The VAT margin scheme for cars can save second-hand car dealers money.
This guide explains which vehicles can be included in the scheme, how it saves businesses money and how to calculate figures for the VAT return as well as all the records you need to keep.
How Does the VAT Margin Scheme for Cars Work
Second-hand car dealers who need to register for VAT can opt to use an alternative way to calculate their VAT.
The margin scheme for cars entitles second-hand car dealers to pay VAT at 1/6th of the difference between the price they bought the car and sold it for.
Without the margin scheme, the dealer would need to account for VAT at the standard rate of 20% meaning they could potentially lose 20% of their sales price to tax.
When Can Second-Hand Car Dealers Use the Scheme
The second-hand margin scheme is not mandatory. In fact, it can be used for some sales and not others depending on whether a dealer meets the criteria or it makes financial sense to use it.
Car dealers can choose to use it if it suits them, but they must still meet the conditions of the scheme:
1. An Eligible Vehicle Has Been Bought
For the purposes of the VAT scheme, only second-hand vehicles can be included in the scheme.
Second-hand is defined by HMRC as a vehicle which:
- has been driven on the road for business or pleasure purposes;
- is suitable for further use as it is or after repair.
2. The Vehicle Was Bought in Eligible Circumstances
Eligible circumstances means the vehicle was bought from:
- private individuals in the UK or another EC member state
- businesses not registered for VAT
- dealers or businesses who are unable to reclaim the input VAT on the purchase;
- VAT-registered dealers, if sold to you under the Margin Scheme (this should be clear from the invoice you receive);
- VAT-registered dealers in other member states, if supplied to you under a Margin Scheme.
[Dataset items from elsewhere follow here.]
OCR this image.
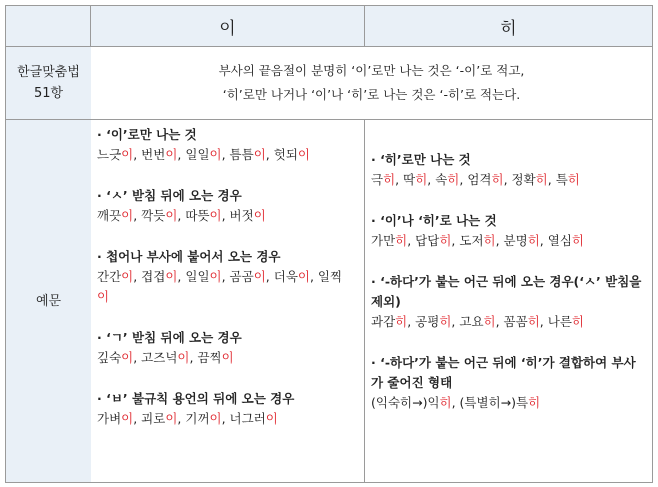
이	히
한글맞춤법
51항
부사의 끝음절이 분명히 ‘이’로만 나는 것은 ‘-이’로 적고,
‘히’로만 나거나 ‘이’나 ‘히’로 나는 것은 ‘-히’로 적는다.
예문
· ‘이’로만 나는 것
느긋이, 번번이, 일일이, 틈틈이, 헛되이
· ‘ㅅ’ 받침 뒤에 오는 경우
깨끗이, 깍듯이, 따뜻이, 버젓이
· 첩어나 부사에 붙어서 오는 경우
간간이, 겹겹이, 일일이, 곰곰이, 더욱이, 일찍
이
· ‘ㄱ’ 받침 뒤에 오는 경우
깊숙이, 고즈넉이, 끔찍이
· ‘ㅂ’ 불규칙 용언의 뒤에 오는 경우
가벼이, 괴로이, 기꺼이, 너그러이
· ‘히’로만 나는 것
극히, 딱히, 속히, 엄격히, 정확히, 특히
· ‘이’나 ‘히’로 나는 것
가만히, 답답히, 도저히, 분명히, 열심히
· ‘-하다’가 붙는 어근 뒤에 오는 경우(‘ㅅ’ 받침을
제외)
과감히, 공평히, 고요히, 꼼꼼히, 나른히
· ‘-하다’가 붙는 어근 뒤에 ‘히’가 결합하여 부사
가 줄어진 형태
(익숙히→)익히, (특별히→)특히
You are not eligible to use the scheme for:
- new vehicles (registration and delivery mileage do not make a vehicle ‘used’ for Margin Scheme purposes);
- any vehicle purchased on an invoice which shows VAT separately – regardless of whether you reclaim the VAT;
- vehicles bought from registered dealers in other member states which have not been supplied under a Margin Scheme;
- imported vehicles.
3. You Are Willing to Keep Certain Records of Vehicles Sold Under the Scheme
Under the second-hand margin scheme, you must keep normal accounting records for VAT purposes but also some additional information:
- Margin scheme stock book
- Margin scheme sales and purchase invoices.
How to Calculate VAT on Second-Hand Car Sales
VAT is calculated on the difference between the selling price and purchase price of a second-hand car.
But there are certain rules that need to be followed to work out each of these figures.
Calculate Selling Price
The selling price is the total amount a car dealer is paid for an eligible vehicle including:
- any expenses paid directly linked to the sale;
- accessories fitted prior to the sale.
Calculate Purchase Price
The purchase price for the purposes of the second-hand scheme may not match the figures used to work out the profit actually made on the sale.
The purchase price is the amount paid for the vehicle, including any incidentals like delivery. But it excludes any money spent repairs or refurbishing the car, including any accessories.
Calculate the Margin
The margin is the difference between the sales price and purchase price. VAT is then calculated on this margin.
A second-hand car dealer buys a car for £2,000 and sells it to a customer for £3,000.
|VAT payable (1/6th x £1,000)||£166.67|
Claiming VAT on Overheads Under the Margin Scheme
You can claim back any VAT paid on overheads using the rules of the Standard VAT Scheme, in full.
The margin scheme only applies to eligible vehicles.